De otro lado, al Gobierno –no me refiero al de Duque en concreto– le resulta sencillo presionar a los empresarios en la dirección que le convenga, que, de ordinario, es hacia arriba. Sabe que los desempleados no marchan ni votan. Tiene a mano dos herramientas poderosas para hacerlo: los beneficios tributarios, que son generosos, y los aranceles que, reduciéndolos, podrían aumentar la competencia externa. El resultado previsible de estos juegos de poder es una mayor concentración empresarial y precarios avances en formalización laboral.

Esta dinámica de la economía política subyacente explica que durante años el salario mínimo real haya crecido tanto. En algún momento este arreglo, que perjudica a los pobres de verdad, que son los que carecen de empleo formal, tendrá que finalizar.

Otro elemento de las ásperas disputas de estos días tiene que ver con el financiamiento de algunos programas sociales con gravámenes a la generación de empleo. De hecho, por cada cien pesos de salarios pagados, el empleador tiene que aportar otros cincuenta sin que ello le reporte ningún beneficio directo.

En muchos países este mecanismo anacrónico de proveer recursos para la agenda social se ha ido substituyendo por la tributación general. Los empresarios no pagarían menos que en la actualidad, pero lo harían por la vía fiscal; no por el hecho de generar empleo. Los efectos de una estrategia de esta índole serían muy positivos en términos de empleo formal. El Gobierno pasado inicio un movimiento en esta dirección con resultados muy positivos. ¿Por qué no continuarlo?

En sus primeras reacciones, el Gobierno no se percató de que una cosa es discutir las fuentes financieras de los programas sociales, y otra muy distinta evaluar el mérito de algunos de ellos, específicamente los que adelantan las cajas de compensación familiar. Cerrar filas a ciegas en torno a ellas no tiene sentido.

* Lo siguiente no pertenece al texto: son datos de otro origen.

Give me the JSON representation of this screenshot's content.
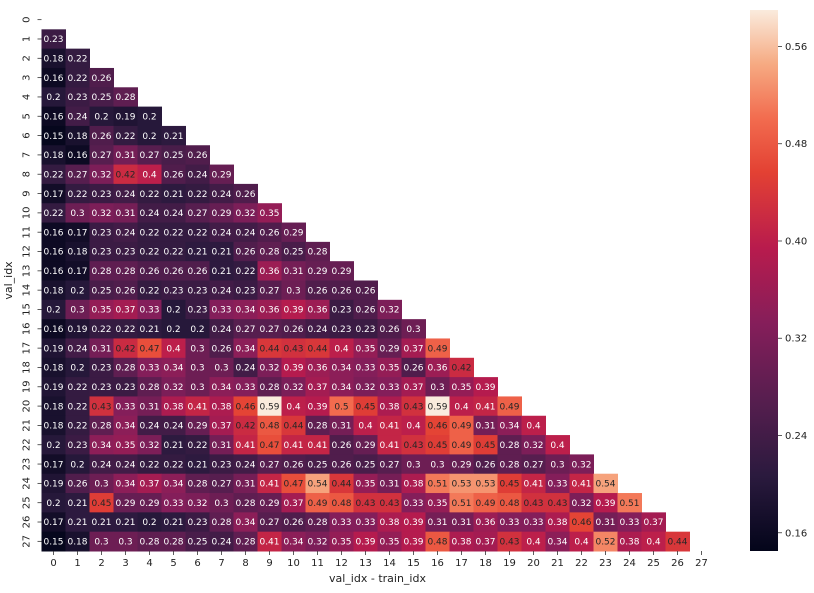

Convendría estudiar a fondo la relación entre costos y beneficios de las actividades que desempeñan, a sabiendas de que parte de los ingresos que reciben deben ser transferidos a otras entidades y para otros programas, los cuales sería preciso también someter a escrutinio.

Hemos comenzado mal los debates de este año. Las manifestaciones callejeras aportan sentimientos, no razones. Los que tenemos la obligación de aportarlas tenemos que hacerlo mejor.